Complexity of Set.contains()

Martin · June 19, 2018, 12:58pm

The documentation for Set.contains(_:) claims that its complexity is O(1).

Is that really true? In the case of hash collisions, searching for a value requires to check multiple elements, starting with the initial bucket. As an extreme case, if all elements happen to have the same hash value then searching for a non-existent value may require to check all elements, that would be O(N).

How is the statement “Complexity is O(1)” to be interpreted?

zoul · June 19, 2018, 1:10pm

I think it’s simply the average case?

Martin · June 19, 2018, 1:32pm

Average of what?

var hashValue: Int { return 0 }

is a valid implementation of the Hashable protocol, but makes all set operations O(N). Or is there some assumption that all (2^64) possible hash values are in some sense equally likely?

zoul · June 19, 2018, 1:49pm

Exactly, see SUHA (computer science) - Wikipedia.

sbromberger · June 19, 2018, 2:56pm

Here's a similar discussion for the Julia language: Redirecting to Google Groups

Big-O notation is supposed to be the worst-case, isn't it?

Letan · June 19, 2018, 4:12pm

IIRC Ben from his dotSwift talk mentions that the docs do comment worst case. I’m sorry I don’t remember when exactly during the talk, but around the 10 min mark

zoul · June 19, 2018, 4:54pm

I’d rather say it’s an upper bound. And while we know that the general upper bound of a hash member lookup is linear (since you can’t do worse than simply walk through all the items crammed into a single bucket), it makes sense to reason about some average performance, where average relates to the number of collisions. And it turns out that when you amortize the infrequent collisions over the happy cases, the real-world upper bound of member lookup gets constant. (That’s the way I understand it, anyway, I’m a CS noob.)

Ben_Cohen · June 19, 2018, 5:19pm

It depends what you mean by average and by worst case.

For example, Array.append is amortized O(1), but sometimes an individual call to append will take O(n) because the array needs to grow. But But because of how Array's growth strategy works, you can think of this as kind of "averaging out" to O(1).

But that's not what's happening with Set. Here, I think the justification for the complexity is that it's not reasonable to have to consider the case where all values hash the same. The expectation is that all types must provide a high-quality hash. Now that Swift will auto-generate one for you, and makes it easy to write custom ones, anything else can be considered a bug in the conforming type (possibly this could be emphasized more in documentation). This assumption, combined with a decent implementation of Set, means it's OK to assume constant-time lookup, because collisions should be modest and Set should never deteriorate into just being an unordered list in practice.

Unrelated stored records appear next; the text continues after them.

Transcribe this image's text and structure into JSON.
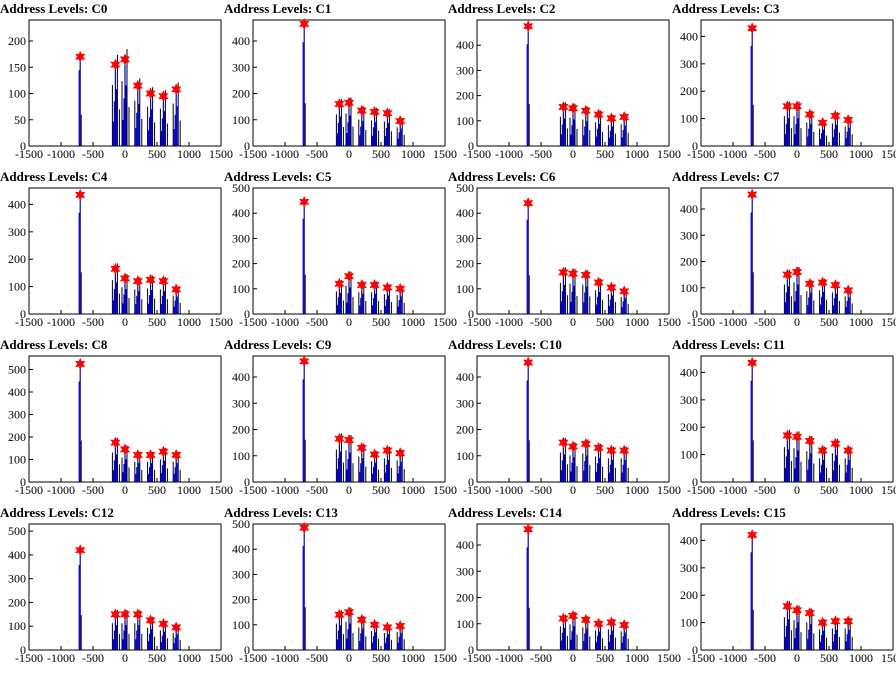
{
  "chart_data": [
    {
      "type": "bar",
      "title": "Address Levels: C0",
      "xlim": [
        -1500,
        1500
      ],
      "ylim": [
        0,
        240
      ],
      "yticks": [
        0,
        50,
        100,
        150,
        200
      ],
      "xticks": [
        -1500,
        -1000,
        -500,
        0,
        500,
        1000,
        1500
      ],
      "peak_x": [
        -700,
        -150,
        0,
        200,
        400,
        600,
        800
      ],
      "peak_y": [
        170,
        155,
        165,
        115,
        100,
        95,
        108
      ]
    },
    {
      "type": "bar",
      "title": "Address Levels: C1",
      "xlim": [
        -1500,
        1500
      ],
      "ylim": [
        0,
        480
      ],
      "yticks": [
        0,
        100,
        200,
        300,
        400
      ],
      "xticks": [
        -1500,
        -1000,
        -500,
        0,
        500,
        1000,
        1500
      ],
      "peak_x": [
        -700,
        -150,
        0,
        200,
        400,
        600,
        800
      ],
      "peak_y": [
        465,
        160,
        165,
        135,
        130,
        125,
        95
      ]
    },
    {
      "type": "bar",
      "title": "Address Levels: C2",
      "xlim": [
        -1500,
        1500
      ],
      "ylim": [
        0,
        500
      ],
      "yticks": [
        0,
        100,
        200,
        300,
        400
      ],
      "xticks": [
        -1500,
        -1000,
        -500,
        0,
        500,
        1000,
        1500
      ],
      "peak_x": [
        -700,
        -150,
        0,
        200,
        400,
        600,
        800
      ],
      "peak_y": [
        475,
        155,
        150,
        140,
        125,
        110,
        115
      ]
    },
    {
      "type": "bar",
      "title": "Address Levels: C3",
      "xlim": [
        -1500,
        1500
      ],
      "ylim": [
        0,
        460
      ],
      "yticks": [
        0,
        100,
        200,
        300,
        400
      ],
      "xticks": [
        -1500,
        -1000,
        -500,
        0,
        500,
        1000,
        1500
      ],
      "peak_x": [
        -700,
        -150,
        0,
        200,
        400,
        600,
        800
      ],
      "peak_y": [
        430,
        145,
        145,
        115,
        85,
        110,
        95
      ]
    },
    {
      "type": "bar",
      "title": "Address Levels: C4",
      "xlim": [
        -1500,
        1500
      ],
      "ylim": [
        0,
        460
      ],
      "yticks": [
        0,
        100,
        200,
        300,
        400
      ],
      "xticks": [
        -1500,
        -1000,
        -500,
        0,
        500,
        1000,
        1500
      ],
      "peak_x": [
        -700,
        -150,
        0,
        200,
        400,
        600,
        800
      ],
      "peak_y": [
        435,
        165,
        130,
        120,
        125,
        120,
        90
      ]
    },
    {
      "type": "bar",
      "title": "Address Levels: C5",
      "xlim": [
        -1500,
        1500
      ],
      "ylim": [
        0,
        500
      ],
      "yticks": [
        0,
        100,
        200,
        300,
        400,
        500
      ],
      "xticks": [
        -1500,
        -1000,
        -500,
        0,
        500,
        1000,
        1500
      ],
      "peak_x": [
        -700,
        -150,
        0,
        200,
        400,
        600,
        800
      ],
      "peak_y": [
        445,
        120,
        150,
        115,
        115,
        105,
        100
      ]
    },
    {
      "type": "bar",
      "title": "Address Levels: C6",
      "xlim": [
        -1500,
        1500
      ],
      "ylim": [
        0,
        500
      ],
      "yticks": [
        0,
        100,
        200,
        300,
        400,
        500
      ],
      "xticks": [
        -1500,
        -1000,
        -500,
        0,
        500,
        1000,
        1500
      ],
      "peak_x": [
        -700,
        -150,
        0,
        200,
        400,
        600,
        800
      ],
      "peak_y": [
        440,
        165,
        160,
        155,
        125,
        105,
        90
      ]
    },
    {
      "type": "bar",
      "title": "Address Levels: C7",
      "xlim": [
        -1500,
        1500
      ],
      "ylim": [
        0,
        480
      ],
      "yticks": [
        0,
        100,
        200,
        300,
        400
      ],
      "xticks": [
        -1500,
        -1000,
        -500,
        0,
        500,
        1000,
        1500
      ],
      "peak_x": [
        -700,
        -150,
        0,
        200,
        400,
        600,
        800
      ],
      "peak_y": [
        455,
        150,
        160,
        115,
        120,
        110,
        90
      ]
    },
    {
      "type": "bar",
      "title": "Address Levels: C8",
      "xlim": [
        -1500,
        1500
      ],
      "ylim": [
        0,
        560
      ],
      "yticks": [
        0,
        100,
        200,
        300,
        400,
        500
      ],
      "xticks": [
        -1500,
        -1000,
        -500,
        0,
        500,
        1000,
        1500
      ],
      "peak_x": [
        -700,
        -150,
        0,
        200,
        400,
        600,
        800
      ],
      "peak_y": [
        525,
        175,
        145,
        120,
        120,
        135,
        120
      ]
    },
    {
      "type": "bar",
      "title": "Address Levels: C9",
      "xlim": [
        -1500,
        1500
      ],
      "ylim": [
        0,
        480
      ],
      "yticks": [
        0,
        100,
        200,
        300,
        400
      ],
      "xticks": [
        -1500,
        -1000,
        -500,
        0,
        500,
        1000,
        1500
      ],
      "peak_x": [
        -700,
        -150,
        0,
        200,
        400,
        600,
        800
      ],
      "peak_y": [
        460,
        165,
        160,
        130,
        105,
        120,
        110
      ]
    },
    {
      "type": "bar",
      "title": "Address Levels: C10",
      "xlim": [
        -1500,
        1500
      ],
      "ylim": [
        0,
        480
      ],
      "yticks": [
        0,
        100,
        200,
        300,
        400
      ],
      "xticks": [
        -1500,
        -1000,
        -500,
        0,
        500,
        1000,
        1500
      ],
      "peak_x": [
        -700,
        -150,
        0,
        200,
        400,
        600,
        800
      ],
      "peak_y": [
        455,
        150,
        135,
        145,
        130,
        120,
        120
      ]
    },
    {
      "type": "bar",
      "title": "Address Levels: C11",
      "xlim": [
        -1500,
        1500
      ],
      "ylim": [
        0,
        460
      ],
      "yticks": [
        0,
        100,
        200,
        300,
        400
      ],
      "xticks": [
        -1500,
        -1000,
        -500,
        0,
        500,
        1000,
        1500
      ],
      "peak_x": [
        -700,
        -150,
        0,
        200,
        400,
        600,
        800
      ],
      "peak_y": [
        435,
        170,
        165,
        150,
        115,
        140,
        115
      ]
    },
    {
      "type": "bar",
      "title": "Address Levels: C12",
      "xlim": [
        -1500,
        1500
      ],
      "ylim": [
        0,
        530
      ],
      "yticks": [
        0,
        100,
        200,
        300,
        400,
        500
      ],
      "xticks": [
        -1500,
        -1000,
        -500,
        0,
        500,
        1000,
        1500
      ],
      "peak_x": [
        -700,
        -150,
        0,
        200,
        400,
        600,
        800
      ],
      "peak_y": [
        420,
        150,
        150,
        150,
        125,
        110,
        95
      ]
    },
    {
      "type": "bar",
      "title": "Address Levels: C13",
      "xlim": [
        -1500,
        1500
      ],
      "ylim": [
        0,
        500
      ],
      "yticks": [
        0,
        100,
        200,
        300,
        400,
        500
      ],
      "xticks": [
        -1500,
        -1000,
        -500,
        0,
        500,
        1000,
        1500
      ],
      "peak_x": [
        -700,
        -150,
        0,
        200,
        400,
        600,
        800
      ],
      "peak_y": [
        485,
        140,
        150,
        120,
        100,
        90,
        95
      ]
    },
    {
      "type": "bar",
      "title": "Address Levels: C14",
      "xlim": [
        -1500,
        1500
      ],
      "ylim": [
        0,
        480
      ],
      "yticks": [
        0,
        100,
        200,
        300,
        400
      ],
      "xticks": [
        -1500,
        -1000,
        -500,
        0,
        500,
        1000,
        1500
      ],
      "peak_x": [
        -700,
        -150,
        0,
        200,
        400,
        600,
        800
      ],
      "peak_y": [
        460,
        120,
        130,
        115,
        100,
        105,
        95
      ]
    },
    {
      "type": "bar",
      "title": "Address Levels: C15",
      "xlim": [
        -1500,
        1500
      ],
      "ylim": [
        0,
        460
      ],
      "yticks": [
        0,
        100,
        200,
        300,
        400
      ],
      "xticks": [
        -1500,
        -1000,
        -500,
        0,
        500,
        1000,
        1500
      ],
      "peak_x": [
        -700,
        -150,
        0,
        200,
        400,
        600,
        800
      ],
      "peak_y": [
        420,
        160,
        145,
        135,
        100,
        105,
        105
      ]
    }
  ],
  "colors": {
    "histogram": "#0000cc",
    "background_bars": "#000000",
    "marker": "#ff0000"
  }
}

This is similar to the requirement that your implementation of == be reflexive. If it isn't, then that will break Array's == under some circumstances. But that doesn't mean we need to sprinkle caveats into the documentation for Array, that would just end up spreading FUD.

yxckjhasdkjh · June 19, 2018, 6:35pm

While I agree that hash operations are, for all intents and purposes, O(1) in most practical situations, specific DDOS attacks taking advantage of badly implemented hash functions have happened in the past, e.g. in Ruby: Denial of service attack was found for Ruby's Hash algorithm (CVE-2011-4815)

So there might be value in somehow including the information that there is a theoretical worst-case that is not O(1). However I don't know how to do that without confusing inexperienced users - maybe just linking to the Wikipedia entry for hash tables would suffice.

sbromberger · June 19, 2018, 7:03pm

FWIW, I agree that a pathological case in which all elements hash to the same value is not a good basis for a measure of efficiency. I would guess that most people would expect set search to be O(1) (or something very close thereto); same with insertion even though the backing store might require a reallocation, which is typically not measured for the same reason array growth is considered an amortized cost.

anthonylatsis · June 19, 2018, 7:21pm

IIRC, a high-quality hash function that @Ben_Cohen mentions, which is expected to be provided for all types, is a function that has equal output probability for any hash value. Theoretically, this implies an expected average complexity of θ(1), which is what the documentation states.

Joe_Groff · June 19, 2018, 7:25pm

The new hashing implementation in Swift 4.2 is specifically hardened against this class of attack, both by using a strong hashing function and by using per-process and per-instance seeding to reduce determinism.

Martin · June 19, 2018, 8:21pm

All this makes much sense, I'd like to thank everybody for their responses.